Bir şey demeden bana ön koltuğu açtı. Ben ön koltukta onun yanında oturmak istemediğimden dolayı tam arka kapıya yöneliyordum ki...
+ Ben senin şoförün değilim. Ön kapıya bin.
O kadar katı çıkmıştı ki sesi. Dün telefondaki Jason nerde bu nerde. Bende bir şey söylemeden öne geçtim. Gıcık. Ben demiştim size bu ukala diye. Şuna bak, bon sonon şoforon doğolom. Sinirim bozuldu sabah sabah onun yüzünden. Cafeye vardığımızda arabadan indiğim gibi onu beklemeden içeri geçtim ve bir masaya oturdum. Oda arkamdan gelip masaya oturdu. Sonra garson masamıza gelip.
+ Nasıl yardımcı olabilirim?
- Bana bir milkshake lütfen.
+ Bana da bir Nescafe.
İkimizde siparişlerimizi verdikten sonra sessizce oturduk. Bende o sessizliği fırsat bilip Jason'ı süzmeye başladım. Çok yakışıklı görünüyordu. Gülünce belli olan gamzeleri, kızdığında gerilen yüz hatları, siyah gözleri ve siyah saçlarıyla mükemmeldi. Onun böyle görünce nedense üzülmüştüm. Acaba ailesiyle mi sorunları vardı? İç sesimin daha fazla böyle konuşmasına izin vermedim ve sessizliği ilk bozan ben oldum.
- Nasılsın?
Cevap gelmeyince önüme döndüm. Sanırım çok kötü bir şey yapmıştım. Neden böyle bir hataya düştüm ki ben. Ben neden son zamanlarda böyle davranıyordum? Acaba bu olabilir mi? Aşk. Yok canım neden olsun ki? Dimi? Olamaz yani bence. Bir tedirgin olmaya başlamıştım. Nasıl olabilirdi? Neyse ki iç sesimle aramdaki savaşın bitmesine garsonun siparişleri getirmesi son verdirdi. Siparişlerimiz gelmişti ama Jason hala tek bir kelime etmemişti. Bende bir şey çaktırmadan içeceğimi içmeye başladım. O da benim yaptığımı yapıp içeceğini içmeye başladı. Bir süre içeceğimi içtikten sonra son yudumlarım olduğunu fark ettim. Son yudumlarımı aldıktan sonra içeceğimi bitti ve garsonu çağırıp kendi hesabımı ödedim ve cafenin çıkışına doğru ilerlemeye başladım. O sırada Jason
+ İstersen ben bırakabilirim seni?
Onun bana yaptığı gibi bende ona cevap vermedim.

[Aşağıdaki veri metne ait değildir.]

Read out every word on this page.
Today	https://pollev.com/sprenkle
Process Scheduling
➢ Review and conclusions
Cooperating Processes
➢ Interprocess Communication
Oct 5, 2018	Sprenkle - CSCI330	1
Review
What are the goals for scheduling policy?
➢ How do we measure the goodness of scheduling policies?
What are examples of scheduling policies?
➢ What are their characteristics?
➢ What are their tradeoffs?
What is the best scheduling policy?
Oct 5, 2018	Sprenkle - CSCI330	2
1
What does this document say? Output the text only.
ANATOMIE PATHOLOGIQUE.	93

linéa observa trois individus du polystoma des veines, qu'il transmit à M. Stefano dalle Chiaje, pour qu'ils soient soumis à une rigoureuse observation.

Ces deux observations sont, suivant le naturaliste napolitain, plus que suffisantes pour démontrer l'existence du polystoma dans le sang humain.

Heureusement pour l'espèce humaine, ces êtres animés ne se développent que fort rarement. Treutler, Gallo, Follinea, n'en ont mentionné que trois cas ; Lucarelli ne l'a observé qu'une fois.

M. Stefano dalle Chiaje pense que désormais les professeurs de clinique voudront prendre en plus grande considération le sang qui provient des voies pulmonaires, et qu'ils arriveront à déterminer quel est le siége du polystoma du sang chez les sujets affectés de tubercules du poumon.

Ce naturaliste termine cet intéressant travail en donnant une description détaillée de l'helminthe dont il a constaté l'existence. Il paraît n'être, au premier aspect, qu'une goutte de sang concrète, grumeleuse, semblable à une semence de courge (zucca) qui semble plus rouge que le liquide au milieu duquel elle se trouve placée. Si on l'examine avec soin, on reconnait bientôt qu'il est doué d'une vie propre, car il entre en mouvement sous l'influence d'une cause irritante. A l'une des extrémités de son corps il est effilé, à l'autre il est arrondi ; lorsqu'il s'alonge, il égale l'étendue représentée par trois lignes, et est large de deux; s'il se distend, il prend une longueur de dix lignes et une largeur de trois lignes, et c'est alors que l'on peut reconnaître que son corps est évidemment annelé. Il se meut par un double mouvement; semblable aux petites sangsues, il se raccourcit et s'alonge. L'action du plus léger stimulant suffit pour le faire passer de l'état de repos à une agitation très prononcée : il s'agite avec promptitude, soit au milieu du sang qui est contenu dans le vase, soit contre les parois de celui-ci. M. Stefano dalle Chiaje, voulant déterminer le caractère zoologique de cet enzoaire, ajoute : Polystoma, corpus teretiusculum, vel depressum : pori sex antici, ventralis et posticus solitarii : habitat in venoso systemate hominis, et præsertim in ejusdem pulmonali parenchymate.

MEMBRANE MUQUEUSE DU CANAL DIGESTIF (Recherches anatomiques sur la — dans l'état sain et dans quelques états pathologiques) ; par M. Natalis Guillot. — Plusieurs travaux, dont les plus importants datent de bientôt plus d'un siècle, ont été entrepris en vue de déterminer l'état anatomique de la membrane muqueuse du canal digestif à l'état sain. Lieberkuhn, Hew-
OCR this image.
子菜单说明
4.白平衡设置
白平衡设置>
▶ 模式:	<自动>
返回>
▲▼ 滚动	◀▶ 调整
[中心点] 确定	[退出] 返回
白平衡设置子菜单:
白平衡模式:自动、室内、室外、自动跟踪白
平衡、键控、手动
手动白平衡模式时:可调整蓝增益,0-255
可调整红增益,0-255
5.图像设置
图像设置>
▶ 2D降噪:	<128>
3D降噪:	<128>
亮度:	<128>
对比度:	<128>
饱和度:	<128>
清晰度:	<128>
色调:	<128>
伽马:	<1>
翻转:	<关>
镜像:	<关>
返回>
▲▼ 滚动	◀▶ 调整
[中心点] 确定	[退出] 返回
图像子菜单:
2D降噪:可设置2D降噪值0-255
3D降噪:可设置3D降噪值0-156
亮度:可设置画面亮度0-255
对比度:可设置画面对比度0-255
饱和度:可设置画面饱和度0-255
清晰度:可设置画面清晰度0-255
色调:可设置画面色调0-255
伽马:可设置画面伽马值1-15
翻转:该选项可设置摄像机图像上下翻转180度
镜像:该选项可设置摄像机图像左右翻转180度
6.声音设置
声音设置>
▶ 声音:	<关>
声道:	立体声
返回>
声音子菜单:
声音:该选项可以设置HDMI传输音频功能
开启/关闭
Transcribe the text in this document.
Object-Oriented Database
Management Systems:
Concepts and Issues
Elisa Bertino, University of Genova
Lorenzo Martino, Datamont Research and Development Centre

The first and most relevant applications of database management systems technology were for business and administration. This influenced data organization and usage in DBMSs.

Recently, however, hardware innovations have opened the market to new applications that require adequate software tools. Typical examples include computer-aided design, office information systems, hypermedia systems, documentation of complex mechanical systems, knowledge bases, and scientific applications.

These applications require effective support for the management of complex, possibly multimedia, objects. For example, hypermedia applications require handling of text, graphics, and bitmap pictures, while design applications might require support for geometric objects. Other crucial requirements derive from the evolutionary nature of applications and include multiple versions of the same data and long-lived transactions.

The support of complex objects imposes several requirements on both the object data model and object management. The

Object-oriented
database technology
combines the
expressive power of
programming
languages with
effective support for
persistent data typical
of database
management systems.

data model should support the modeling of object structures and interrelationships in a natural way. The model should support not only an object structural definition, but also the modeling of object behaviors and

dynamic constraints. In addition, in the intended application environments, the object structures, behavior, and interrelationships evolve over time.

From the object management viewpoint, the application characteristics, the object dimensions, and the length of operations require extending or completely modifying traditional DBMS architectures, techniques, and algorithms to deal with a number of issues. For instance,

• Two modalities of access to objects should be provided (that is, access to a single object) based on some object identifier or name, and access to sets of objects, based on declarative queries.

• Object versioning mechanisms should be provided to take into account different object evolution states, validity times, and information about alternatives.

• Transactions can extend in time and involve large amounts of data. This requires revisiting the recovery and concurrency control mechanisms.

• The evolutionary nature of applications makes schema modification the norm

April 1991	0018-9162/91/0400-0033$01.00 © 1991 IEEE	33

+ Biliyorum bana kızgınsın ama hadi gel seni en azından evine bırakayım.
Yine cevap vermedim ve karşıdan geçen taksiyi durdurdum. Taksiye binip evin adresini verdim. Aptal işte, bakalım sen konuşupta sana cevap verilmemesi nasıl bir hismiş öğren. Eve vardığımda taksiciye parasını ödedim ve taksiden indim. Kapıyı annem açtı.
+ Ee, nasıldı bakalım görüşmeniz?
- İyiydi anne.
Anneme bir şey çaktırmamam lazımdı. Odama çıktığım gibi üstümü değiştirdim ve saate baktım. 9'a geliyordu. Sonra yatağıma oturup Jessie'yi aradım. İlk çalışta açtı.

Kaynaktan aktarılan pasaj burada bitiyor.